Italy slams 'death merchants' after 31 migrants drown

ROME, Latium (AFP) - Italian Interior Minister Angelo Alfano called for human traffickers who shuttle migrants across the sea to Italy to be stopped on Sunday, after 31 boat people drowned during an attempted crossing.

The victims, including nine women, drowned off the coast of Libya during an attempted crossing to according to survivors who managed to complete the journey.

"The traffic of human beings must end. We need to stop the merchants of death," Mr Alfano said. A dinghy carrying 53 migrants capsized on Friday evening, and witnesses said 31 of those who had been thrown off it drowned in the accident.

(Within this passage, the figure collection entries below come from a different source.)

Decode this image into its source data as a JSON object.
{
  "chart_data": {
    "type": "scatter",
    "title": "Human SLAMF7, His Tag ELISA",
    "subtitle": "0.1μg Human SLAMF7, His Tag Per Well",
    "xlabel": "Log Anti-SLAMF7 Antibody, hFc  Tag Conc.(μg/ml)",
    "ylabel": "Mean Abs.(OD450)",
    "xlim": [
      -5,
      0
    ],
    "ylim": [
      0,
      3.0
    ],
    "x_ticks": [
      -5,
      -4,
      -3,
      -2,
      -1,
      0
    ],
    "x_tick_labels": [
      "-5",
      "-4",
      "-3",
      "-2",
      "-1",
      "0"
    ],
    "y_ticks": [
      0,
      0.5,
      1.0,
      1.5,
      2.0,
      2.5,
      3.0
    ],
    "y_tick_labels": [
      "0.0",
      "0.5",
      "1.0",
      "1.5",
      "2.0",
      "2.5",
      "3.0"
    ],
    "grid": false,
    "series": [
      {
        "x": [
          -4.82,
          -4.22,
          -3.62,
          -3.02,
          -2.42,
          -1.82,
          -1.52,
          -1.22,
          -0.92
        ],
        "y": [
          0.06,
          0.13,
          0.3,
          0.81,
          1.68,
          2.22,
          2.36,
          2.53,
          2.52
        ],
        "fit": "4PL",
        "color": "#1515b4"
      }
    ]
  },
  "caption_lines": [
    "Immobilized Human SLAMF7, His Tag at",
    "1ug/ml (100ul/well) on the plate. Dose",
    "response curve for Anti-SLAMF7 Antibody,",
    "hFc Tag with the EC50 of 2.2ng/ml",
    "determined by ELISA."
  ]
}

The twenty-two survivors, who come from Nigeria, Gambia, Benin and Senegal, said the dinghy had capsized after three days at sea. They were rescued by a passing merchant ship and taken to Lampedusa island, Italian media reports said.

"The deaths off the Libyan coast and the terrible stories told by the survivors show the need for a real collaboration between countries to stop this string of tragic events," Mr Alfano said.

He called for "the network of collaboration to be strengthened with the countries where the migratory flows begin" and slammed "the wicked commerce of men who place their trust in the death merchants, who are but cynical profiteers of a state of emergency."

As the number of boat immigrants attempting the crossing soars in the good weather, rescuers saved another 450 people trying to reach Italy on Friday and Saturday, increasing tensions at the already crowded refugee centre on the island.

Another 92 migrants - including 16 women - were rescued Sunday in the Strait of Sicily.

Since 1999, more than 200,000 people have arrived on Lampedusa - which is closer to North Africa than Italy - making it, along with the Greece-Turkey border, one of the biggest gateways for undocumented migrants and refugees into the European Union.

In nearby Malta, 112 migrants were saved from their drifting dinghy overnight on Saturday in a 13-hour operation during which eight of those rescued were airlifted to hospital by helicopter for urgent medical attention.

That group - which included 20 women and four children - was suffering from exhaustion, dehydration and sun stroke, a Maltese army spokesman told AFP.

The latest arrivals bring the number of migrants to land on Malta in July to 880 - an all-time record for a month - while 1,200 people in total have landed on the island so far this year.